Plan B significantly reduces the chances of conception if taken up to 72 hours after unprotected sex. Women under 17 will continue to need a doctor’s prescription to obtain Plan B, increasing the rate of unwanted teen pregnancies, particularly for those without health insurance or access to abortion clinics.
Obama’s decision was a shock to NARAL Pro-Choice and other organizations who gave full support to Obama during the 2008 election. This was political, an attempt to win centrist votes, not made to further the interests of the majority of women. This shows the need for political independence for the women’s movement, rather than continuing to apologize for politicians prepared to trade away our rights for petty political gain.
We need a mass resurgence of the women’s movement that fights in the interests of the working class women and demands full access to all forms of birth control and family planning.
By almost any measure, 2011 saw unprecedented attention to issues related to reproductive health and rights at the state level. In all 50 states, legislators introduced more than 1,100 reproductive health and rights-related provisions, a sharp increase from the 950 introduced in 2010. By year’s end, 135 of these provisions had been enacted in 36 states, again an increase from the 89 enacted in 2010 and the 77 enacted in 2009.
Fully 68% of these new provisions, 92 provisions in 24 states, restrict access to abortion services, a striking increase from last year, when 26% of new provisions restricted abortion. The 92 new abortion restrictions shattered the previous record of 34 abortion restrictions adopted in 2005.

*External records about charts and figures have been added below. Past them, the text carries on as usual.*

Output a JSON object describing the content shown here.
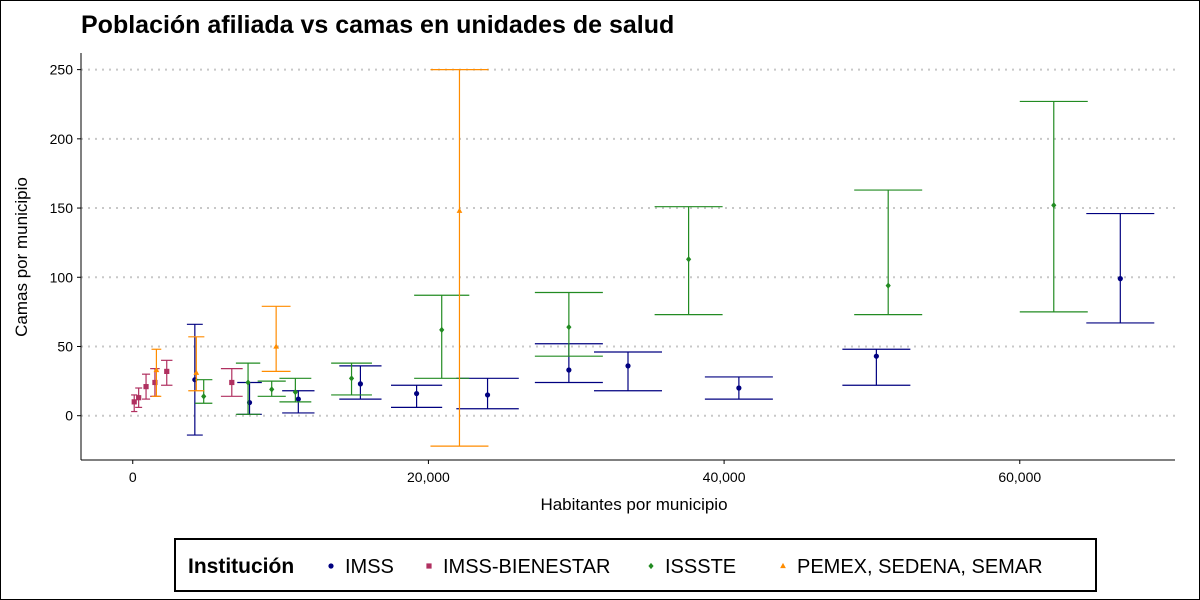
{
  "chart_data": {
    "type": "scatter",
    "title": "Población afiliada vs camas en unidades de salud",
    "xlabel": "Habitantes por municipio",
    "ylabel": "Camas por municipio",
    "xlim": [
      -3500,
      70500
    ],
    "ylim": [
      -32,
      262
    ],
    "x_ticks": [
      0,
      20000,
      40000,
      60000
    ],
    "x_tick_labels": [
      "0",
      "20,000",
      "40,000",
      "60,000"
    ],
    "y_ticks": [
      0,
      50,
      100,
      150,
      200,
      250
    ],
    "y_tick_labels": [
      "0",
      "50",
      "100",
      "150",
      "200",
      "250"
    ],
    "grid": "horizontal dotted",
    "legend": {
      "title": "Institución",
      "position": "bottom"
    },
    "series": [
      {
        "name": "IMSS",
        "color": "#000080",
        "marker": "circle",
        "points": [
          {
            "x": 4200,
            "y": 26,
            "ymin": -14,
            "ymax": 66
          },
          {
            "x": 7900,
            "y": 9.5,
            "ymin": 1,
            "ymax": 24
          },
          {
            "x": 11200,
            "y": 12,
            "ymin": 2,
            "ymax": 18
          },
          {
            "x": 15400,
            "y": 23,
            "ymin": 12,
            "ymax": 36
          },
          {
            "x": 19200,
            "y": 16,
            "ymin": 6,
            "ymax": 22
          },
          {
            "x": 24000,
            "y": 15,
            "ymin": 5,
            "ymax": 27
          },
          {
            "x": 29500,
            "y": 33,
            "ymin": 24,
            "ymax": 52
          },
          {
            "x": 33500,
            "y": 36,
            "ymin": 18,
            "ymax": 46
          },
          {
            "x": 41000,
            "y": 20,
            "ymin": 12,
            "ymax": 28
          },
          {
            "x": 50300,
            "y": 43,
            "ymin": 22,
            "ymax": 48
          },
          {
            "x": 66800,
            "y": 99,
            "ymin": 67,
            "ymax": 146
          }
        ]
      },
      {
        "name": "IMSS-BIENESTAR",
        "color": "#b03060",
        "marker": "square",
        "points": [
          {
            "x": 100,
            "y": 10,
            "ymin": 3,
            "ymax": 15
          },
          {
            "x": 400,
            "y": 13,
            "ymin": 6,
            "ymax": 20
          },
          {
            "x": 900,
            "y": 21,
            "ymin": 12,
            "ymax": 30
          },
          {
            "x": 1500,
            "y": 24,
            "ymin": 14,
            "ymax": 34
          },
          {
            "x": 2300,
            "y": 32,
            "ymin": 22,
            "ymax": 40
          },
          {
            "x": 6700,
            "y": 24,
            "ymin": 14,
            "ymax": 34
          }
        ]
      },
      {
        "name": "ISSSTE",
        "color": "#228b22",
        "marker": "diamond",
        "points": [
          {
            "x": 4800,
            "y": 14,
            "ymin": 9,
            "ymax": 26
          },
          {
            "x": 7800,
            "y": 24,
            "ymin": 1,
            "ymax": 38
          },
          {
            "x": 9400,
            "y": 19,
            "ymin": 14,
            "ymax": 25
          },
          {
            "x": 11000,
            "y": 17,
            "ymin": 10,
            "ymax": 27
          },
          {
            "x": 14800,
            "y": 27,
            "ymin": 15,
            "ymax": 38
          },
          {
            "x": 20900,
            "y": 62,
            "ymin": 27,
            "ymax": 87
          },
          {
            "x": 29500,
            "y": 64,
            "ymin": 43,
            "ymax": 89
          },
          {
            "x": 37600,
            "y": 113,
            "ymin": 73,
            "ymax": 151
          },
          {
            "x": 51100,
            "y": 94,
            "ymin": 73,
            "ymax": 163
          },
          {
            "x": 62300,
            "y": 152,
            "ymin": 75,
            "ymax": 227
          }
        ]
      },
      {
        "name": "PEMEX, SEDENA, SEMAR",
        "color": "#ff8c00",
        "marker": "triangle",
        "points": [
          {
            "x": 1600,
            "y": 33,
            "ymin": 14,
            "ymax": 48
          },
          {
            "x": 4300,
            "y": 31,
            "ymin": 18,
            "ymax": 57
          },
          {
            "x": 9700,
            "y": 50,
            "ymin": 32,
            "ymax": 79
          },
          {
            "x": 22100,
            "y": 148,
            "ymin": -22,
            "ymax": 250
          }
        ]
      }
    ]
  }
}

Additionally, prohibitions on insurance coverage of abortion procedures have made it infinitely more difficult for working class women to have access to abortion services. While abortion may yet be legal on paper, women’s reproductive rights are being cut vigorously by right wing attacks that face little organized opposition from Democrats or even the official women’s organization, apart from e-mail blasts asking for donations and appeals to call unresponsive legislatures. Gone are the days when the mainstream women’s groups would organize mass demonstrations in the face of such unprecedented attacks.